Po prawie dwudziestu latach tytuł Clash Of The Titans powrócił, tym razem na ekrany film. Kolejna wielka produkcja 3D? Niekoniecznie, ale od razu mogę stwierdzić jedno – Avatar poległ pod każdym względem. Nafaszerowana efektami miałka historia Jamesa Camerona (reżyser) ma się nijak do porywającej, trzymającej przez cały czas fabuły Starcia Tytanów (czy jak kto woli Wojna Tytanów). Ktoś powie, że to dzięki mitologii. Odpowiem wtedy, że jest jeszcze wiele dobrych historii i legend, które warto zekranizować. Film Louisa Leterriera jest tego najlepszym dowodem. Są efekty (genialne nadejścia Hadesa!), ale nie są celem samym w sobie lecz częścią danej akcji. Nie ma nudy, czas biegnie nieubłaganie, atmosferze walki dobra ze złem.
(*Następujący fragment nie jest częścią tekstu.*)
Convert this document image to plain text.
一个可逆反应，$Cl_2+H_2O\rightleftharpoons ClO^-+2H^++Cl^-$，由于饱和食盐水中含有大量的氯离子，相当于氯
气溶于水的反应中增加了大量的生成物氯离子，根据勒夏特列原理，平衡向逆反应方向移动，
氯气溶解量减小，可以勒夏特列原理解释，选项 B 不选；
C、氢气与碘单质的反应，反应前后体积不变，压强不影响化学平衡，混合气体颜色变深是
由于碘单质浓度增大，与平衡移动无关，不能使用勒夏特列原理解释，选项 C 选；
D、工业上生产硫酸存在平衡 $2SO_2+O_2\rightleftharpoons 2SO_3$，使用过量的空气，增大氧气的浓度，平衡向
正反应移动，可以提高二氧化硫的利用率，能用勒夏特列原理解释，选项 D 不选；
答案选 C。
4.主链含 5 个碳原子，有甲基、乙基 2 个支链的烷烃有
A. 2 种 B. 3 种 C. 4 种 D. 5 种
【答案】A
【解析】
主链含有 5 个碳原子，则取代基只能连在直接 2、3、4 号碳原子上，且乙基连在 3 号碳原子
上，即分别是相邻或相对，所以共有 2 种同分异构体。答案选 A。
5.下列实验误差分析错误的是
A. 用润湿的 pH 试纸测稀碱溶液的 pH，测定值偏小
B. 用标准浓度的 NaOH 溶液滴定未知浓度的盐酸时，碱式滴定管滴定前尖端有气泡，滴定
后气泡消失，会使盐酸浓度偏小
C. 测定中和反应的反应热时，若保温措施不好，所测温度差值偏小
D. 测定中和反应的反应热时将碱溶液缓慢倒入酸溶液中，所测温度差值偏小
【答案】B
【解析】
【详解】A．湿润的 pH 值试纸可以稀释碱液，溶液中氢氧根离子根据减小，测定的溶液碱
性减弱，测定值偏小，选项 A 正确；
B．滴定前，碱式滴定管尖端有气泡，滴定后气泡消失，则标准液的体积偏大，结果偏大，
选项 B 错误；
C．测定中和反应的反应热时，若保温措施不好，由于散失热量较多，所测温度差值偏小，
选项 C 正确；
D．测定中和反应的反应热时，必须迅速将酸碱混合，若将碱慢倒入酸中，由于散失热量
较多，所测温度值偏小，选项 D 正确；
Kiedy następnego dnia opowiadałem znajomym o Clash Of The Titans robili wielkie oczy zdziwienia, że w ogóle taki film jest w repertuarze kin. Pewnie sam bym nie dowiedział się o jego istnieniu gdyby nie krótka wzmianka o nim w miesięczniku Focus Historia. Cóż, warto czytać wartościową prasę.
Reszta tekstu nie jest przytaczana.